Hello,
When I was using U-Boot with a dart_6ul board I occasionally had fitimages that U-Boot would attempt to boot just fine, but the kernel wouldn't actually boot. Debugging found that this was correlated with the header length of the fitImage. Then I noticed this remark in doc/usage/environment.rst about fdt_high:
If this is set to the special value 0xffffffff (32-bit machines) or 0xffffffffffffffff (64-bit machines) then the fdt will not be copied at all on boot. For this to work it must reside in writable memory, have sufficient padding on the end of it for u-boot to add the information it needs into it, and the memory must be accessible by the kernel. This usage is strongly discouraged however as it also stops U-Boot from ensuring the device tree starting address is properly aligned and a misaligned tree will cause OS failures.

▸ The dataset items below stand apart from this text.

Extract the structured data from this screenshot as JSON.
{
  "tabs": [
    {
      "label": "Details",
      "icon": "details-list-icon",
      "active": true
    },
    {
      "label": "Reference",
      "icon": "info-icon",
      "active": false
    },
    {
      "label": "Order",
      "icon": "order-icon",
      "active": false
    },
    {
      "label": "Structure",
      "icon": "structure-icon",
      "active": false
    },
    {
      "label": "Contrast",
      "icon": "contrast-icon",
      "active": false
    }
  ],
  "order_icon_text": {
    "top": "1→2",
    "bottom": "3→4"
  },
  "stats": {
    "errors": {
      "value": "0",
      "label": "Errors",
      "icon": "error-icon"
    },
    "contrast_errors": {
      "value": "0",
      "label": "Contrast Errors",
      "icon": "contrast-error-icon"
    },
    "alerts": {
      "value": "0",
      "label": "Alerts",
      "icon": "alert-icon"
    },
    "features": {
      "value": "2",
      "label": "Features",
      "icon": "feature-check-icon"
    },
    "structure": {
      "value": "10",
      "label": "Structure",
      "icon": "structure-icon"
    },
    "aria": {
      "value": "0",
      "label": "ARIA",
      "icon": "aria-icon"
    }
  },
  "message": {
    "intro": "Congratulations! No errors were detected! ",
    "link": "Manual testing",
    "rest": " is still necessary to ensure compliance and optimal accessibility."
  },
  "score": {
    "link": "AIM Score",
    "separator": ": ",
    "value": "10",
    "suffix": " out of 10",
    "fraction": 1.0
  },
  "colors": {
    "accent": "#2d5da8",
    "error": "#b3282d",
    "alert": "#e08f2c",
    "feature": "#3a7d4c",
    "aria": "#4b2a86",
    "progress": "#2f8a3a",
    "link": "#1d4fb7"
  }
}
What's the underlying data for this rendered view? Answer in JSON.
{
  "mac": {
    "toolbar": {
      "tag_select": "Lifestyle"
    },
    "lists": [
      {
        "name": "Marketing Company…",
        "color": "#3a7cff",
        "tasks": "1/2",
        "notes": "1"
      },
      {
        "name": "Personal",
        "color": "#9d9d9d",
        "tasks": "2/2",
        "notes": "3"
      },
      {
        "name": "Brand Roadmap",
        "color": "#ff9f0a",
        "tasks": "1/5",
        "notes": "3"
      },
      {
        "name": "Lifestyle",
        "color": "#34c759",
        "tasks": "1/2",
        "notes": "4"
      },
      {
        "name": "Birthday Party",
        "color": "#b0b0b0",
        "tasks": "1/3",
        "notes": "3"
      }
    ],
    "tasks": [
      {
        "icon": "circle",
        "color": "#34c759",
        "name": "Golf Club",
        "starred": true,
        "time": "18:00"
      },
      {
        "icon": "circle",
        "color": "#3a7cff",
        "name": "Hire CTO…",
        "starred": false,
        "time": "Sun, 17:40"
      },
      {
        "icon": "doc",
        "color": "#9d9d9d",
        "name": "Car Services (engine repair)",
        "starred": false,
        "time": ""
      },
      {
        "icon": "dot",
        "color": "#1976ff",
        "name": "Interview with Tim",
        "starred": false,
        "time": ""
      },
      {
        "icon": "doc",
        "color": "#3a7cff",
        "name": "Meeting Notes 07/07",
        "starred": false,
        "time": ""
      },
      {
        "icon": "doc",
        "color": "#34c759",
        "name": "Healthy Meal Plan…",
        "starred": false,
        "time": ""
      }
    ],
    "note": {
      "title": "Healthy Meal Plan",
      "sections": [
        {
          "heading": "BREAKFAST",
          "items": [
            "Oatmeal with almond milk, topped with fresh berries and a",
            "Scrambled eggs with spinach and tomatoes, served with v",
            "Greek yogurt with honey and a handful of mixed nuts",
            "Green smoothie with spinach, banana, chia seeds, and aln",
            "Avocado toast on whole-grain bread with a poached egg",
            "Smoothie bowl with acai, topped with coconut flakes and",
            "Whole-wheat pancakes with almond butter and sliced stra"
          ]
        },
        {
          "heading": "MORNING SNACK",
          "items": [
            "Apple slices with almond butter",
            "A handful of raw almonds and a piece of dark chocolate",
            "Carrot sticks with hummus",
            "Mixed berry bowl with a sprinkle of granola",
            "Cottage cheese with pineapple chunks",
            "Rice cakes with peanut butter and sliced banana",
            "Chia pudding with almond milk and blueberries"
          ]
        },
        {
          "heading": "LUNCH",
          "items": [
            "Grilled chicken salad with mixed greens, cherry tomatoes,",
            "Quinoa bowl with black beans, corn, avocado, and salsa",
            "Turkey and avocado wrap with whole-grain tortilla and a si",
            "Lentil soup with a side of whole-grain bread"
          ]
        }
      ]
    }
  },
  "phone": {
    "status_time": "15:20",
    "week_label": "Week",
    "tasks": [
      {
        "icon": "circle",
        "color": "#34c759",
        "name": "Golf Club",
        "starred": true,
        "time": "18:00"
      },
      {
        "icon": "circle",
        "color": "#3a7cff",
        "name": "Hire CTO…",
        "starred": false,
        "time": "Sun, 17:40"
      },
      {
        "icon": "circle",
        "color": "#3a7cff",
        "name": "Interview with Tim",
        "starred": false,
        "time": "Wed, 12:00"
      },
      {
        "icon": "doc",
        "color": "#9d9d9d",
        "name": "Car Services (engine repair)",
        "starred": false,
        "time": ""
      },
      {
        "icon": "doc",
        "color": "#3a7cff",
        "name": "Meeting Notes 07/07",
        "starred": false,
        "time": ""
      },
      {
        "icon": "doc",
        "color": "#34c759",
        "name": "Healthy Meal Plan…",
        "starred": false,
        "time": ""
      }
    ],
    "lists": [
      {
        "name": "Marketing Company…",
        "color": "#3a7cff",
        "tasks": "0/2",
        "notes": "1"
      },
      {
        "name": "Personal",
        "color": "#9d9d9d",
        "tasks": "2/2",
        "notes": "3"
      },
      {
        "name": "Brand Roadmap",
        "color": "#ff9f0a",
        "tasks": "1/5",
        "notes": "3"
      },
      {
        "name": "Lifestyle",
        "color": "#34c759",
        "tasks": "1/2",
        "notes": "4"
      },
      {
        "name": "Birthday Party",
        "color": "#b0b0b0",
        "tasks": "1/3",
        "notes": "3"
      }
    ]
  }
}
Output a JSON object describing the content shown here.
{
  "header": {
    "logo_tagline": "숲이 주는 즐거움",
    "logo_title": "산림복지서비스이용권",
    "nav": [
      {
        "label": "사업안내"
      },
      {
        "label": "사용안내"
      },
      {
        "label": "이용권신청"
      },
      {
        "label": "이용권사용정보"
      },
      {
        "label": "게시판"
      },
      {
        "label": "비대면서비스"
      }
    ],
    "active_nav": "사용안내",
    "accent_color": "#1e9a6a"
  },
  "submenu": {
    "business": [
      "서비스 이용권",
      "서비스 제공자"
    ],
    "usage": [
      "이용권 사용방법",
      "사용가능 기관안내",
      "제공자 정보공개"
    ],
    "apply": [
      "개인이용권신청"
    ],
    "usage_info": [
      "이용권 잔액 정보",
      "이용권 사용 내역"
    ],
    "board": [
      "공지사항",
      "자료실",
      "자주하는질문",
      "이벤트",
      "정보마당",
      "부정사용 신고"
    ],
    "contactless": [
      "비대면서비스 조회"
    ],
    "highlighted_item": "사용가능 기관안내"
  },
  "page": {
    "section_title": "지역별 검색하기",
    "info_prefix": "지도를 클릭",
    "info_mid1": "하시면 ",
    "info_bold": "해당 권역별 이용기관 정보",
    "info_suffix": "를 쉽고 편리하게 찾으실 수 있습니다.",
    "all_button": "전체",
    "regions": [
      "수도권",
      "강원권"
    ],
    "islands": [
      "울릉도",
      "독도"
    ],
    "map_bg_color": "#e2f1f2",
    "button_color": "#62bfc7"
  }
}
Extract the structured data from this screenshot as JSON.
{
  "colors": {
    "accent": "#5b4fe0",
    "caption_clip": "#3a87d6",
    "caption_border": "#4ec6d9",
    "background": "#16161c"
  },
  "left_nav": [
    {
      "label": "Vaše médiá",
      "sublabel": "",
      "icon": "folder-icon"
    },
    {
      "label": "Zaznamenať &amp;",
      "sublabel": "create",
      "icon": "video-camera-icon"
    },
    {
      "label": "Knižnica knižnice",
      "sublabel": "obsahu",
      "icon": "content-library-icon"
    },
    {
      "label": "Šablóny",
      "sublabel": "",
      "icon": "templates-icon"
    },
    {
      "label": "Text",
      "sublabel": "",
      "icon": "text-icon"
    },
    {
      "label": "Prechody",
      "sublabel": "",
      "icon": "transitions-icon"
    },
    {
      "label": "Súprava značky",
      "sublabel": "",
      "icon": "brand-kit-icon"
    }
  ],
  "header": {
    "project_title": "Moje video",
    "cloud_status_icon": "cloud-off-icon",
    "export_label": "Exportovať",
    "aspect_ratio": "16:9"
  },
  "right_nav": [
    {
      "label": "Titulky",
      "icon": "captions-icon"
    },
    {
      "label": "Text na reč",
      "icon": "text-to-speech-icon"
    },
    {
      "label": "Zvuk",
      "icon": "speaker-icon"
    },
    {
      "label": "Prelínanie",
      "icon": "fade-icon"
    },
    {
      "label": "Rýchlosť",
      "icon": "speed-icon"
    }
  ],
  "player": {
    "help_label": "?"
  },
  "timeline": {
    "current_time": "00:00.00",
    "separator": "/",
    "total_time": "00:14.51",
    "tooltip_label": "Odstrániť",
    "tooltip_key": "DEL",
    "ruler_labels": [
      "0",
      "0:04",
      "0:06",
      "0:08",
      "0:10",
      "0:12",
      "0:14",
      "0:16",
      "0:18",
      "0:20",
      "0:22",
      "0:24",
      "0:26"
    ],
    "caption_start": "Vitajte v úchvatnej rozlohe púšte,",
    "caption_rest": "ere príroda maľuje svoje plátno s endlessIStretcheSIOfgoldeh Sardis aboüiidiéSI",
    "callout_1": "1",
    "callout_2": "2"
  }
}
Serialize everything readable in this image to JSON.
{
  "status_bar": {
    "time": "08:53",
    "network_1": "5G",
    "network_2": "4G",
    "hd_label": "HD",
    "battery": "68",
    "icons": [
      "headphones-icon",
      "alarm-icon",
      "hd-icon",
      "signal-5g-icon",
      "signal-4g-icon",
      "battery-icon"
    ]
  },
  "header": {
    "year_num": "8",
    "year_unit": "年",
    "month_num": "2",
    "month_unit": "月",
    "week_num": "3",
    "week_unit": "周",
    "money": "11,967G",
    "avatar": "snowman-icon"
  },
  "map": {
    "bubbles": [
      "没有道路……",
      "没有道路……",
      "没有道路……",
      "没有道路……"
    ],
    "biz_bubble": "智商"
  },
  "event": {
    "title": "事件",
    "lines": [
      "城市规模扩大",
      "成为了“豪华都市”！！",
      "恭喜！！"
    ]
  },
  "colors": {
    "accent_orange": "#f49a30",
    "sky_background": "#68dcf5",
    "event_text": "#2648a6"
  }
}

And indeed, fdt_high is set to 0xffffffff in the include/configs/dart_6ul.h that I was using. Since mkimage only guarantees 32-bit alignment of the device tree blob within the fitimage, and not the 64-bit alignment that Linux requires, this is basically a 50/50 coin flip. Something simple like adding a few characters to the description string in the fitimage header can make or break the alignment.
Personally I fixed this by removing the fdt_high altogether, which makes U-Boot copy the device tree to an appropriate location. I assume this only works in my situation because I only have half a GiB of RAM and therefore do not have any high memory. I can imagine my fix would be problematic for board variants with more RAM, the setting doesn't exist without a reason of course.
It looks like this issue is not limited to my board; the same usage of fdt_high can be found in many other board configs. I'm not going to suggest what the best fix is because I lack detailed knowledge, but I will pitch that perhaps omitting fdt_high by default is at least preferable to a value that is "strongly discouraged" and causes Linux boot failures somewhat arbitrarily.